Saturday's Wall Street Journal (subs. req'd; alt. free link) contains an interview of soi-disant humorist P.J. O'Rourke by Joseph Rago -- the latter having just survived the blog onslaught that occurred when he described blogs as "Written by fools to be read by imbeciles." Anyway, O'Rourke seems to have become the thinking man's Dennis Miller, in which semi-informed bar stool utterances become the basis for deep policy prescriptions, most of which happily coincide with the policies of George W. Bush. In the midst of his various analyses, there is the Irish Question --

I have no idea if some societies, anthropologically speaking, aren't really suited for democracy. I don't think that's true. But there certainly are societies that just love to fight. Northern Ireland, for instance. You couldn't stop that problem because they were having fun -- they were really, really enjoying themselves. It would still be going on full-force today if the sons of bitches hadn't accidentally gotten rich. What happened was, more and more people started getting cars, and television sets, and got some vacation time down in Spain, and it wasn't that they wanted to stop fighting and killing each other and being lunatics, but they got busy and forgot.

Mixed in with all these questionable assertions (note the absence of any role for the hard men having worn themselves out) is the possibility that he's confused Northern Ireland with the Republic, where the story of sudden gains in wealth is much more applicable.
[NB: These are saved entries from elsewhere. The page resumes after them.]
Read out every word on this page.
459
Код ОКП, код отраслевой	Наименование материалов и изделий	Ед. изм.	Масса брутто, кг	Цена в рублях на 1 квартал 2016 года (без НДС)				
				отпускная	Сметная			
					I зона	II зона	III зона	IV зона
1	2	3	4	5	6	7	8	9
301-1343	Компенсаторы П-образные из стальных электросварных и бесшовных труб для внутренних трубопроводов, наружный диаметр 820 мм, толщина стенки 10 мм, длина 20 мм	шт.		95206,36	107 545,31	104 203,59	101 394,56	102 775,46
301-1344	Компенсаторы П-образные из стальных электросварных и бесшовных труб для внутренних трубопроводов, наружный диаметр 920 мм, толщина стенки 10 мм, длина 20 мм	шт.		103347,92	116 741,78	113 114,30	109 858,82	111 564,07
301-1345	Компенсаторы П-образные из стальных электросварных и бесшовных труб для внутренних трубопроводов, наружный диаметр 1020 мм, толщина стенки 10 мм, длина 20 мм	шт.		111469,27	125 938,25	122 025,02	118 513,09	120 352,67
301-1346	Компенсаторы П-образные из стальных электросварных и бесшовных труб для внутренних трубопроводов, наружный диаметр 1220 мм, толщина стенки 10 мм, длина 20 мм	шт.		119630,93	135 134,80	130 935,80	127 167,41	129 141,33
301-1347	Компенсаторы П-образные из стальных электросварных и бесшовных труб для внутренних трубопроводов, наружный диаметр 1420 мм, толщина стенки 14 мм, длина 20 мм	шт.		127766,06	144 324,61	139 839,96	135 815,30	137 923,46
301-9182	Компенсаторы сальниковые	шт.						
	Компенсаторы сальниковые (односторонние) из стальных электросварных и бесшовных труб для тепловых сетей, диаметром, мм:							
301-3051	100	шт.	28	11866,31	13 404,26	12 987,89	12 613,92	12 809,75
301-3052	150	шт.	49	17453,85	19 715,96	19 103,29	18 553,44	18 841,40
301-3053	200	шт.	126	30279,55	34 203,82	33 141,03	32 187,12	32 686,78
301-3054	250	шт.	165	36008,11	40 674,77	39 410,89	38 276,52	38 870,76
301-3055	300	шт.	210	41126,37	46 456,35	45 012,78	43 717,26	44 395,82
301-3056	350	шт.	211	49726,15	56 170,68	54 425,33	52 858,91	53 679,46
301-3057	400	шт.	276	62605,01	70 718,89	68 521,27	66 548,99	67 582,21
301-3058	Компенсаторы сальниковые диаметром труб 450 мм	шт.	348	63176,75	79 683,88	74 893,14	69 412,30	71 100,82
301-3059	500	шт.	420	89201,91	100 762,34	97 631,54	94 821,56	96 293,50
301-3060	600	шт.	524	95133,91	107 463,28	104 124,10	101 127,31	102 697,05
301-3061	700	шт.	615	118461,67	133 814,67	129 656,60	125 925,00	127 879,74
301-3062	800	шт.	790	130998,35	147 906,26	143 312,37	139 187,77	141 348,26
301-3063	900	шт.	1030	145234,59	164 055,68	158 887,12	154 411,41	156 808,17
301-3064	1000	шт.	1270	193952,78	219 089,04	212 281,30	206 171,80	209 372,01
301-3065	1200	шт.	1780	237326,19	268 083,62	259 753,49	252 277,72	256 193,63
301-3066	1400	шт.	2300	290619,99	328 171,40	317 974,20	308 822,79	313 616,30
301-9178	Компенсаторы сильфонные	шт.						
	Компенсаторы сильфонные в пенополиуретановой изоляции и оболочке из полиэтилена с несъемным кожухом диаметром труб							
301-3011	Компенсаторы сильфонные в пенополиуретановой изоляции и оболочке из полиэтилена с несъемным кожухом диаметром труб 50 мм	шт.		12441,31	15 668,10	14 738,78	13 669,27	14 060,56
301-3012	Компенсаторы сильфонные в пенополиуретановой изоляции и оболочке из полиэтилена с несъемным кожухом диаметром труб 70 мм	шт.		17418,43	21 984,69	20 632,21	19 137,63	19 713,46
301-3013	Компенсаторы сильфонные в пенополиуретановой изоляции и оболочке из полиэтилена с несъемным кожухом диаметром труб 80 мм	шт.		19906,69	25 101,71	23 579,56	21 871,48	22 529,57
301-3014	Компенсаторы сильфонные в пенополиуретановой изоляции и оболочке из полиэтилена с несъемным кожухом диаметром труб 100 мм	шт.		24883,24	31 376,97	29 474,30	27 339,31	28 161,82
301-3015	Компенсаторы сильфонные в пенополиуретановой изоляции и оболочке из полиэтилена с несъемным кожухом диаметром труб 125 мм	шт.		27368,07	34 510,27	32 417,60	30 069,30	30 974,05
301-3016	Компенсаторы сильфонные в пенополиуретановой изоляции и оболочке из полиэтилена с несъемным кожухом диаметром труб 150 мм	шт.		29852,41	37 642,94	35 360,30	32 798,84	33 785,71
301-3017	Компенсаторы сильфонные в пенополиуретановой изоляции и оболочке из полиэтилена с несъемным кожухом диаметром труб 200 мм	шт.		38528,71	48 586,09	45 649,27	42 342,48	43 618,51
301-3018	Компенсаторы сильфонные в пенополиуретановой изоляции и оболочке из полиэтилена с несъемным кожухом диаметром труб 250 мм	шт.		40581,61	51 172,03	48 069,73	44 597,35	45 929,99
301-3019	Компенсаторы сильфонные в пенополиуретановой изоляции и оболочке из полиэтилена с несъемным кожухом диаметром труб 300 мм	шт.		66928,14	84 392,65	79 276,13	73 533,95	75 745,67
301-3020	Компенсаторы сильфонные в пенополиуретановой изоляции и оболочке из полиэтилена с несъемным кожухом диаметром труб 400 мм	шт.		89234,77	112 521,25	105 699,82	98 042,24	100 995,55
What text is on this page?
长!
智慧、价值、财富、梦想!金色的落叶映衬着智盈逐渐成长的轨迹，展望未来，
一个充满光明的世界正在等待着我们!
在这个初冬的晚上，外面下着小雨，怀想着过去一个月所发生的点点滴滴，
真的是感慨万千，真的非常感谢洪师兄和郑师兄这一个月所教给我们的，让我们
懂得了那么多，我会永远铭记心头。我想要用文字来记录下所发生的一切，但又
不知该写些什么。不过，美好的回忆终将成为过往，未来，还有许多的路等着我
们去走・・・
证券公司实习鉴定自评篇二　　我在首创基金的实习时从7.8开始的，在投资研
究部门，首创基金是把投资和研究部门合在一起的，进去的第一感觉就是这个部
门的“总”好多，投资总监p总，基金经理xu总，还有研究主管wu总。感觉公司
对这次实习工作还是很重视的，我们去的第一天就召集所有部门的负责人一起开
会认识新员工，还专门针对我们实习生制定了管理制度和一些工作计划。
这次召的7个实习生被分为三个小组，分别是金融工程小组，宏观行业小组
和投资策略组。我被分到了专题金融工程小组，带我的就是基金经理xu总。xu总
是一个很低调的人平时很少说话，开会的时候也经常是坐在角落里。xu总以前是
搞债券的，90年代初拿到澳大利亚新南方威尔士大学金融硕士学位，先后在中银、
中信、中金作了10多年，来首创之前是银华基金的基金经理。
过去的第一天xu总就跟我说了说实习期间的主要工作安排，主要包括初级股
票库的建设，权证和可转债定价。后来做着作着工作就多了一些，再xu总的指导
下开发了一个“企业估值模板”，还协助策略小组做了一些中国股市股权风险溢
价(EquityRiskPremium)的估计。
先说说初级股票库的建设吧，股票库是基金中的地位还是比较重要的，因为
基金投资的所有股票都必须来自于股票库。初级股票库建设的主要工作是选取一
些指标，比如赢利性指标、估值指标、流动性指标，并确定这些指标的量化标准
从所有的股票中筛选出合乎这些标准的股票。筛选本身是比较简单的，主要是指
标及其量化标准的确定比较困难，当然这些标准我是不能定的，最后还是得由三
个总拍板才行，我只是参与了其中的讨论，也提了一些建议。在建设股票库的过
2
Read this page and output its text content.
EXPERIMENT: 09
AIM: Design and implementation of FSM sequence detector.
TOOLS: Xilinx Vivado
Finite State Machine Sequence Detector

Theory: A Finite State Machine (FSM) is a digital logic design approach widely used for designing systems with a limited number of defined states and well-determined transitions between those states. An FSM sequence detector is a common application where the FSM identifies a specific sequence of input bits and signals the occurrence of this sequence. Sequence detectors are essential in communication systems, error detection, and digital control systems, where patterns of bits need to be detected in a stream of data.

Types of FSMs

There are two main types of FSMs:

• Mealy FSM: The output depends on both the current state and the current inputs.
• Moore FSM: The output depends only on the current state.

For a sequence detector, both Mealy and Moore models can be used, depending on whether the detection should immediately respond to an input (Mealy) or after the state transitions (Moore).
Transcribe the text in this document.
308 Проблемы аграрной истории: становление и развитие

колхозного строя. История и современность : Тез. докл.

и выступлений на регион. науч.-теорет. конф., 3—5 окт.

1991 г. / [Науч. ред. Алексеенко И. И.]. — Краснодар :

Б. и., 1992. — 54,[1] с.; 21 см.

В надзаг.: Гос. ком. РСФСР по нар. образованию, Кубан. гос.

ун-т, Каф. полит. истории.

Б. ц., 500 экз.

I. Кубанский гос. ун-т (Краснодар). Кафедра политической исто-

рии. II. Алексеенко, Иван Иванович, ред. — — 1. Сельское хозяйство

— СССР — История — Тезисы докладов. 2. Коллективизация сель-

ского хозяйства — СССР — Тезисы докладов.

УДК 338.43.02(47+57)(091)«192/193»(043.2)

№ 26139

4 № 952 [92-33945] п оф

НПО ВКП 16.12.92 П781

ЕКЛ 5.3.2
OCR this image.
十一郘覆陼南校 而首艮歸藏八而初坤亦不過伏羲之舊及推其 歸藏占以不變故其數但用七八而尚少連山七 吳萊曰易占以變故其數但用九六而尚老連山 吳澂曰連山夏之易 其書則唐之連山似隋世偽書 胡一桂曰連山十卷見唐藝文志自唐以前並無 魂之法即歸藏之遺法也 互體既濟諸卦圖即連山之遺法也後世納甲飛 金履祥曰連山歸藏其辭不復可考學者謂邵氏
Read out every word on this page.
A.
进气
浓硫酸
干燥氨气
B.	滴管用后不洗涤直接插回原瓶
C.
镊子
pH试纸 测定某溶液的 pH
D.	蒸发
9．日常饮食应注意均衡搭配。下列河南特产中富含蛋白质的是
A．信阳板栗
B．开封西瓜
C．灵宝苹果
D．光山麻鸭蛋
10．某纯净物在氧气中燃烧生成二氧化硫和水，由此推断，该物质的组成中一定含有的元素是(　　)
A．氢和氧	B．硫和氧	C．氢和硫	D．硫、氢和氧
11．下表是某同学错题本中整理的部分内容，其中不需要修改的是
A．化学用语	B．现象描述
The article also implies, reflecting the interviewer's previous concerns, that O'Rourke's act was funnier before a certain class of New Media adopted it --

When Mr. O'Rourke set out into the world after a youthful Maoist phase (it was, after all, the '60s) there was an element of novelty to his insouciance, and his beliefs, like the larger movement of which he was a part, constituted their own kind of insurgency. Now, all that was fresh and scandalous then has become the stock-in-trade of every other pundit, blogger and radio-show bore, while the right has also made its own establishment -- and correctness, of any kind, cripples humor.

The apparent consequence of bloggers stealing his method is that he's been forced to read Adam Smith in search of novel material, which is maybe not a bad thing since he seems to have believed in 2003 that an Invisible Hand would magically look after reconstruction in Iraq.